The effect of Summers’ surprising announcement will be felt throughout higher education, observers said.
“This is huge. This will rock higher education,” one said.
When Princeton University announced that it would significantly increase financial aid several years ago, administrators at Harvard worried about trying to keep pace.
Administration sources said while Harvard’s move to improve graduate student financial aid will not set off a bidding war, its effects will be felt.
One source said another Ivy league president has expressed worry that the plan could cause budgetary anxieties.
Broader Themes
Beyond the specific hopes Summers enumerated for the first part of his administration, his speech also touched on a wide range of broader themes.
Summers said Harvard has an opportunity to awake a generation to public service. Distancing himself from a common criticism of Harvard that it saves but does not spend, Summers stressed that Harvard should be judged not by what it accumulates but by what it contributes.
And a source said that when Summers’ described the University as “forever young” he was alluding to a vision of the University in which young faculty members are prized, and old traditions are not untouchable.
On other points, Summers’ language echoed and responded to current University events. In an apparent recognition of the debate over Harvard labor, Summers mentioned appreciating not only those “who read books, [and] those who write books,” but “those who shelve books.”

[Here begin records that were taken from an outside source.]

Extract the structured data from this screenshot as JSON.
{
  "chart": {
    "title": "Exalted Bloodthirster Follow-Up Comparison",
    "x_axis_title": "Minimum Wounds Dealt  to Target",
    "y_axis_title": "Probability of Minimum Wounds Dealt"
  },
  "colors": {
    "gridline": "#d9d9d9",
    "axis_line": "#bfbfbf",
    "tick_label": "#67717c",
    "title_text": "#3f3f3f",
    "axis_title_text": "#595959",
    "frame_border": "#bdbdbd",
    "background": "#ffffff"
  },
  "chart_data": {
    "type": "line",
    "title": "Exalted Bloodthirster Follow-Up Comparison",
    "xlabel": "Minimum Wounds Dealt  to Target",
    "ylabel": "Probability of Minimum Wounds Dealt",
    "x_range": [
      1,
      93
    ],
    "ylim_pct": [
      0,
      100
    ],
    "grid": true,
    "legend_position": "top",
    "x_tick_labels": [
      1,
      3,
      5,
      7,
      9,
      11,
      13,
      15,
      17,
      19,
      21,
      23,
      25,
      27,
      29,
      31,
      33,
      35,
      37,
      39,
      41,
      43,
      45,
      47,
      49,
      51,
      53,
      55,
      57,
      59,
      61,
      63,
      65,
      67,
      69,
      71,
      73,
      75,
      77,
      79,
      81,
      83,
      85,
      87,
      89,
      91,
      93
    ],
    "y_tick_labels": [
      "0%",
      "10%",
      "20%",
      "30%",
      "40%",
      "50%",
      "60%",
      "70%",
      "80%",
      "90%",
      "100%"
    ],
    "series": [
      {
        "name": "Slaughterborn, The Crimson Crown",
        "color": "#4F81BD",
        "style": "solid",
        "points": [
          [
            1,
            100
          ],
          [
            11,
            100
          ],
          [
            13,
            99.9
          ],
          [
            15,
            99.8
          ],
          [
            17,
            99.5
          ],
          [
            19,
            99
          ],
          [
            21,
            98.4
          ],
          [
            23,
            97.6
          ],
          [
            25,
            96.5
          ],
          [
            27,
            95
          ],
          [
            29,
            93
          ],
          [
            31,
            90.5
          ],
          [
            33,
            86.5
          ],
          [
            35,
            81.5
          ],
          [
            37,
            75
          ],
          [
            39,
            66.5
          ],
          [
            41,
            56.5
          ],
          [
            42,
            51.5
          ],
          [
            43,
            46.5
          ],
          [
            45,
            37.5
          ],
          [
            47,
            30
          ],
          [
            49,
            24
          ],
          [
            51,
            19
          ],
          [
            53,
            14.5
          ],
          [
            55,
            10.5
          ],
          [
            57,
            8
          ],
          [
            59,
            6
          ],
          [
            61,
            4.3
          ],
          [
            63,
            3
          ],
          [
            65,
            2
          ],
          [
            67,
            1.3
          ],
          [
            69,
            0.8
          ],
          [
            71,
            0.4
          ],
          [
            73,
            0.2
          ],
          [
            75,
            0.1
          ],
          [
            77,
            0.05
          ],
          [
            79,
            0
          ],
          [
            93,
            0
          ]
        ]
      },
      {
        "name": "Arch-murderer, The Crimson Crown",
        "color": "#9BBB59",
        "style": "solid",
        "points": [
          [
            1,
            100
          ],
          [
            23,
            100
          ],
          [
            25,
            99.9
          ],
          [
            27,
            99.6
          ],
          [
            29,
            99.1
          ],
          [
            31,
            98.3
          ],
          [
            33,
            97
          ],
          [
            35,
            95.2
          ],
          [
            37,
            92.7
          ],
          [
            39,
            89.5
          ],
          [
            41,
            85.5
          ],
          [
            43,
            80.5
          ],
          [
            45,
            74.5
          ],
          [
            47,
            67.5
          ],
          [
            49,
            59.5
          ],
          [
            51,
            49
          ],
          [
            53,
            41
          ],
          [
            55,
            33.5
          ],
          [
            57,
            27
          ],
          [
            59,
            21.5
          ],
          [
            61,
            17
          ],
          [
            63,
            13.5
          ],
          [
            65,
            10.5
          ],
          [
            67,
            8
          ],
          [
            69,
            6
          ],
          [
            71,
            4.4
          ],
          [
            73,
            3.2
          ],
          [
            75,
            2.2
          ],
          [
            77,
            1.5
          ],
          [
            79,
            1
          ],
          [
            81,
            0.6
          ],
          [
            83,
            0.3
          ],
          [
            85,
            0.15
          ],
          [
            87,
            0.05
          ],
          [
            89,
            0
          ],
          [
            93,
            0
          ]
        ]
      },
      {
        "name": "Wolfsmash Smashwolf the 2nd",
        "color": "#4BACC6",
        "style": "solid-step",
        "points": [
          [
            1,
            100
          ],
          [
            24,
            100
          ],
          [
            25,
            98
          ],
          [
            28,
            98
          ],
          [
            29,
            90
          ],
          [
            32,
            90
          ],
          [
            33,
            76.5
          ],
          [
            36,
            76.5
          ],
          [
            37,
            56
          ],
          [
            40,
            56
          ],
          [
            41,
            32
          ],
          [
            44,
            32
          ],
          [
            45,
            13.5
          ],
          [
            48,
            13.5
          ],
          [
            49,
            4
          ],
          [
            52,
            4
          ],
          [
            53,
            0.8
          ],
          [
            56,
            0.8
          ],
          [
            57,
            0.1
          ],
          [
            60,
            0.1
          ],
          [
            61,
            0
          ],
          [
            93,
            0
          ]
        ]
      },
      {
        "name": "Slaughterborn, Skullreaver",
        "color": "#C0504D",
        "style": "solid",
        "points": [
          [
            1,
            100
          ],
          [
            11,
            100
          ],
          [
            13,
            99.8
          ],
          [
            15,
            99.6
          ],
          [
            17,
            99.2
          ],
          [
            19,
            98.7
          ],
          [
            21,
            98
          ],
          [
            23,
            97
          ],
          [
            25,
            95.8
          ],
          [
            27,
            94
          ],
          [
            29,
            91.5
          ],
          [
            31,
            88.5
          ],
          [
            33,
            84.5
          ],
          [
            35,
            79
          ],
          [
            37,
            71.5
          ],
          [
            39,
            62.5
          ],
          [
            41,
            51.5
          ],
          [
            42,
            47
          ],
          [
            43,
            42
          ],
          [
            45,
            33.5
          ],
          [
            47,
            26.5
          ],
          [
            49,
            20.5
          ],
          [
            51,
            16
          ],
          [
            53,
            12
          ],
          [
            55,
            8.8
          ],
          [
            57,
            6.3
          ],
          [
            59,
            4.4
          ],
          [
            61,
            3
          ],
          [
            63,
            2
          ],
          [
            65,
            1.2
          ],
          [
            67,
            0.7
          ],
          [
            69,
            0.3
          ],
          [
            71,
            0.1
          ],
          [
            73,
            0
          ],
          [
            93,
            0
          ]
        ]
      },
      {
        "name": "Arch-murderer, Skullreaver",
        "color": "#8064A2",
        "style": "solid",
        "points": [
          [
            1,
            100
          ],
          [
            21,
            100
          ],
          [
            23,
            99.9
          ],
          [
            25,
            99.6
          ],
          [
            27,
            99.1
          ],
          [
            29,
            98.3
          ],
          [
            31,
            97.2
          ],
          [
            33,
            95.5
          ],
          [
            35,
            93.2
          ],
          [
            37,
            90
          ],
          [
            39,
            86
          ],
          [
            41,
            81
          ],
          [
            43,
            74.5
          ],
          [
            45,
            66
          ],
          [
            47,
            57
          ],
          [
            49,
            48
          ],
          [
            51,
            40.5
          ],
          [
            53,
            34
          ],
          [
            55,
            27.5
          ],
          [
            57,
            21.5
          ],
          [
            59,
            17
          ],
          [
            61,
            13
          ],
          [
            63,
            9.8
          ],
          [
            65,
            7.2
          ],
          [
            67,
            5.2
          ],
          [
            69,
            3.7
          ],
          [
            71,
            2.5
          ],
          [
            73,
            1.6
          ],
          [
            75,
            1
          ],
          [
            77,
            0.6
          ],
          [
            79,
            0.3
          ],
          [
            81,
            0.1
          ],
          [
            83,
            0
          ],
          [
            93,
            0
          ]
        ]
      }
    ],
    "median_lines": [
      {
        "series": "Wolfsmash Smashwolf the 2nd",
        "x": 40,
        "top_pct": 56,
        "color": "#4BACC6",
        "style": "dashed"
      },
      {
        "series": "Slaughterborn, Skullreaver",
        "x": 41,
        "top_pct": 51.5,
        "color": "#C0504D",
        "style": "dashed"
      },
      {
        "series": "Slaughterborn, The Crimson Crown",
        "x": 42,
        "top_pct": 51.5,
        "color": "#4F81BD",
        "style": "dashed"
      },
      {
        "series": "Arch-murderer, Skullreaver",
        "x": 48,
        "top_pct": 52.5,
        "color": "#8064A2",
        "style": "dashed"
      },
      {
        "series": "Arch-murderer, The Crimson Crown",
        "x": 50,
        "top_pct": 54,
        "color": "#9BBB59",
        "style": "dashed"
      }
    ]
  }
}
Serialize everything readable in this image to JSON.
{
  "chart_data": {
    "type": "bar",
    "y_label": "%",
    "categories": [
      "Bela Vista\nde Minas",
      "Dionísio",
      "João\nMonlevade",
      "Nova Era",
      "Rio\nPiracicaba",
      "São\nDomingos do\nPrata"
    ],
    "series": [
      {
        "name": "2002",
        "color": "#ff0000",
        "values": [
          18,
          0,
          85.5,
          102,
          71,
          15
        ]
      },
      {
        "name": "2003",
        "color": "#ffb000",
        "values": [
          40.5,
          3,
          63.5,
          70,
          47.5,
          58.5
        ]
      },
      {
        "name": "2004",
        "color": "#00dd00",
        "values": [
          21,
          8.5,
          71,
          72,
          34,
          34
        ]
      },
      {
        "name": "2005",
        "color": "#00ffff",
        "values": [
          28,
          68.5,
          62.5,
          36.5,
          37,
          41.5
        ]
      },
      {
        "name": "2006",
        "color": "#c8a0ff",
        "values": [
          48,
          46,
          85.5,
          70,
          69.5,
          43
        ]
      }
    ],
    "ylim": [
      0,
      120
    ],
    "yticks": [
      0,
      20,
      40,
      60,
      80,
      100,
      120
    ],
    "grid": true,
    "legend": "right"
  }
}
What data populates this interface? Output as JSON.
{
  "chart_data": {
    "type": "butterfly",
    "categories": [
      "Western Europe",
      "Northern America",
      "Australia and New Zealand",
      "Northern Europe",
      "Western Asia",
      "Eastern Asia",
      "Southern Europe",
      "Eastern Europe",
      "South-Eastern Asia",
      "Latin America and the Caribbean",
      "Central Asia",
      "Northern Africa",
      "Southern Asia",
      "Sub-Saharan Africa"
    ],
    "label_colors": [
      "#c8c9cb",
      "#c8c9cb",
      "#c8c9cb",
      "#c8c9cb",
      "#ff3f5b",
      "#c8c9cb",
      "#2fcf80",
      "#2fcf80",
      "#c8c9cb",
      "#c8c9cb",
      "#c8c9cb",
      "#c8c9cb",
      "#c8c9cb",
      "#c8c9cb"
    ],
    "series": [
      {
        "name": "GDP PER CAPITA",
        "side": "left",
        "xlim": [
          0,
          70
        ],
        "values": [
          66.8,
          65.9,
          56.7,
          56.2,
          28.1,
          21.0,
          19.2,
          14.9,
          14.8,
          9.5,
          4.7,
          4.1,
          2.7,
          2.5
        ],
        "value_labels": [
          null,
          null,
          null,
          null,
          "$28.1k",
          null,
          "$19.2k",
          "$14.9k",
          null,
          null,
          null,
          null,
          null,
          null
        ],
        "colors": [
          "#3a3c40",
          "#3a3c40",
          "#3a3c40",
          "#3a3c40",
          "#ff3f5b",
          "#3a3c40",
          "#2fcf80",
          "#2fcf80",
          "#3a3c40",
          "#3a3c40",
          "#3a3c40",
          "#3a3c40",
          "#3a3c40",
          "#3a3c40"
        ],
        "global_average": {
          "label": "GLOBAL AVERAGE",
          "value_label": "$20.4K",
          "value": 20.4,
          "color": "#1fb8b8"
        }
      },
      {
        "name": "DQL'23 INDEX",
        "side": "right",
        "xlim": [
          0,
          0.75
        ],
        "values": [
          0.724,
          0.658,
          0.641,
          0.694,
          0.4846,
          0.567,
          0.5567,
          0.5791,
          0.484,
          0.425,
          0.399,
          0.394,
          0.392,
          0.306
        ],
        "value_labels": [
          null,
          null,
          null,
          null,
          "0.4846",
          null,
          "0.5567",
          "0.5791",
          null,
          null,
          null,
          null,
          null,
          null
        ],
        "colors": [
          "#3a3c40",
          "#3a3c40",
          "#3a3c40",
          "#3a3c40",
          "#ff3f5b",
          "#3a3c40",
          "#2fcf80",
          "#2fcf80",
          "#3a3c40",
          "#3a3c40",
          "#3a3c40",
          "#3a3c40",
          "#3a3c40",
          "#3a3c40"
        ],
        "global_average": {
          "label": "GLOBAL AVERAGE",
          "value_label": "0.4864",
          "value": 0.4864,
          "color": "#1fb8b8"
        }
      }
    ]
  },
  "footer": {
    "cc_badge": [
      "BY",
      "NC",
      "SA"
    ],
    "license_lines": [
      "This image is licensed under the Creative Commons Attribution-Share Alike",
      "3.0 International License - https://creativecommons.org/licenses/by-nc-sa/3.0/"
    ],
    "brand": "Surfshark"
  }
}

While avoiding directly mentioning the Progressive Student Labor Movement’s living wage campaign, he repeatedly emphasized his openness to different viewpoints and ideas. But he also said, “All ideas are worthy of consideration here—but not all perspectives are equally valid.”
In another echo of recent headlines, he also said the University must honor those who defend freedom. In a recent visit to the Undergraduate Council, he expressed support for the Reserve Officer Training Corps, but did not directly state that he supported its reintroduction on campus.
In closing his speech, Summers noted that Harvard must take risks, and must sometimes fail. His installation heralded an era of change that according to his speech may be more dramatic than any in recent history.